II – Une polarisation croissante
1) La question antisémite au cœur des reconfigurations idéologiques contemporaines
Les préjugés antisémites ont certes une stabilité étonnante dans le temps : les Juif-ves restent identifié-es à l’argent et à la finance, au pouvoir et à ses arcanes. Mais comme on l’a souligné plus haut, les groupes animés par ce ressentiment anti-juif et prêts à passer à l’acte semblent en partie avoir changé. Toutes les controverses actuelles portent sur l’interprétation et l’évaluation de cette constellation nouvelle. Il s’agit là d’un débat très politisé et polarisé.

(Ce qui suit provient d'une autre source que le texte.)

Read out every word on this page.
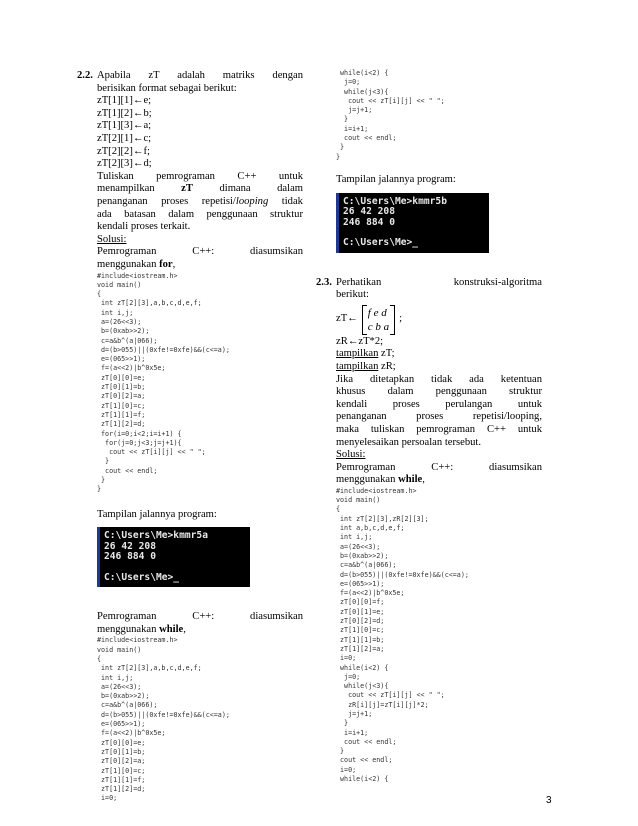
2.2. Apabila zT adalah matriks dengan
berisikan format sebagai berikut:
zT[1][1]←e;
zT[1][2]←b;
zT[1][3]←a;
zT[2][1]←c;
zT[2][2]←f;
zT[2][3]←d;
Tuliskan pemrograman C++ untuk
menampilkan	zT	dimana dalam
penanganan proses repetisi/looping tidak
ada batasan dalam penggunaan struktur
kendali proses terkait.
Solusi:
Pemrograman	C++:	diasumsikan
menggunakan for,
#include<iostream.h>
void main()
{
int zT[2][3],a,b,c,d,e,f;
int i,j;
a=(26<<3);
b=(0xab>>2);
c=a&b^(a|066);
d=(b>055)||(0xfe!=0xfe)&&(c<=a);
e=(065>>1);
f=(a<<2)|b^0x5e;
zT[0][0]=e;
zT[0][1]=b;
zT[0][2]=a;
zT[1][0]=c;
zT[1][1]=f;
zT[1][2]=d;
for(i=0;i<2;i=i+1) {
for(j=0;j<3;j=j+1){
cout << zT[i][j] << " ";
}
cout << endl;
}
}
Tampilan jalannya program:
C:\Users\Me>kmmr5a
26 42 208
246 884 0
C:\Users\Me>_
Pemrograman	C++:	diasumsikan
menggunakan while,
#include<iostream.h>
void main()
{
int zT[2][3],a,b,c,d,e,f;
int i,j;
a=(26<<3);
b=(0xab>>2);
c=a&b^(a|066);
d=(b>055)||(0xfe!=0xfe)&&(c<=a);
e=(065>>1);
f=(a<<2)|b^0x5e;
zT[0][0]=e;
zT[0][1]=b;
zT[0][2]=a;
zT[1][0]=c;
zT[1][1]=f;
zT[1][2]=d;
i=0;
while(i<2) {
j=0;
while(j<3){
cout << zT[i][j] << " ";
j=j+1;
}
i=i+1;
cout << endl;
}
}
Tampilan jalannya program:
C:\Users\Me>kmmr5b
26 42 208
246 884 0
C:\Users\Me>_
2.3. Perhatikan	konstruksi-algoritma
berikut:
zT←
f e d
c b a
;
zR←zT*2;
tampilkan zT;
tampilkan zR;
Jika ditetapkan tidak ada ketentuan
khusus dalam penggunaan struktur
kendali proses perulangan untuk
penanganan proses repetisi/looping,
maka tuliskan pemrograman C++ untuk
menyelesaikan persoalan tersebut.
Solusi:
Pemrograman	C++:	diasumsikan
menggunakan while,
#include<iostream.h>
void main()
{
int zT[2][3],zR[2][3];
int a,b,c,d,e,f;
int i,j;
a=(26<<3);
b=(0xab>>2);
c=a&b^(a|066);
d=(b>055)||(0xfe!=0xfe)&&(c<=a);
e=(065>>1);
f=(a<<2)|b^0x5e;
zT[0][0]=f;
zT[0][1]=e;
zT[0][2]=d;
zT[1][0]=c;
zT[1][1]=b;
zT[1][2]=a;
i=0;
while(i<2) {
j=0;
while(j<3){
cout << zT[i][j] << " ";
zR[i][j]=zT[i][j]*2;
j=j+1;
}
i=i+1;
cout << endl;
}
cout << endl;
i=0;
while(i<2) {
3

Une première position, le plus souvent défendue par des intellectuels de la gauche radicale, soutient l’idée que l’antisémitisme serait historiquement en déclin. Ce raisonnement est bien illustré par Enzo Traverso dans l’un de ses derniers livres
En opposition frontale à cette thèse de la « substitution » de l’antisémitisme par l’islamophobie, des intellectuels associés au centre et à la droite, voire se réclamant d’une gauche modérée, souhaitent attirer l’attention sur la mue de l’antisémitisme contemporain. Ils bénéficient du soutien des appareils d’État, de la direction du Conseil représentatif des institutions juives de France (CRIF) et des médias mainstream. Selon cette deuxième position, l’antisémitisme se serait plutôt transformé et s’articulerait désormais – après une phase d’incubation – dans le langage de l’antisionisme, de l’antiracisme postcolonial, des droits humains et de la justice sociale. L’un des principaux représentants de cette tendance, le chercheur Pierre-André Taguieff, a forgé de toutes pièces et sans fondement empirique ou historique digne de ce nom le terme de « nouvelle judéophobie » pour caractériser ce supposé antisémitisme qui se cacherait derrière la solidarité pro-palestinienne et qui rassemblerait sous une même bannière « islamo-gauchiste » une partie de la gauche radicale, les jeunes prolétaires des quartiers populaires et les islamistes
Les deux « camps » apparaissent ainsi irréconciliables et se définissent mutuellement dans cette interaction conflictuelle, ce qui se traduit sur le plan politico-idéologique par une opposition entre lutte antiraciste et lutte contre l’antisémitisme. Depuis quelques années déjà, la droite dénonce un aveuglement vis-à-vis d’un antisémitisme qui se serait répandu à gauche et dans la population musulmane. Quant aux forces de gauche visées par ces accusations, elles se cantonnent à une dénonciation des stratégies de manipulation de la lutte contre l’antisémitisme plutôt que de se pencher sur son contenu propre. Selon cette interprétation, l’accusation d’antisémitisme serait essentiellement une arme brandie par les tenants de l’ordre existant et leurs relais pour discréditer la gauche et notamment son engagement antisioniste et solidaire avec les populations musulmanes. La réflexion sur la réalité de l’antisémitisme et sur une potentielle porosité ou une complaisance demeure largement absente au sein de la gauche radicale tout au long des années 2000 et de la première partie des années 2010. En résultent des formes de déni, de relativisation, voire même une participation active à la montée de l’antisémitisme contemporain
b) [2] Une polarisation croissante dans l’espace militant : la question du racisme au centre des débats
La division autour de la place de l’antisémitisme dans la lutte sociale fracture non seulement la gauche, mais également l’espace de la cause antiraciste elle-même. Au nom d’une lutte contre le racisme considéré comme un rapport de domination, les partisans de l’antiracisme identifiés comme proches de la gauche radicale accusent souvent les acteurs historiques de la lutte contre l’antisémitisme de défendre un antiracisme simplement « moral » plutôt que « politique ». Pour comprendre ces positionnements, il convient d’esquisser un panorama des deux principaux pôles de l’antiracisme en France et de la manière dont ils conçoivent la cible de leurs luttes : « le racisme ».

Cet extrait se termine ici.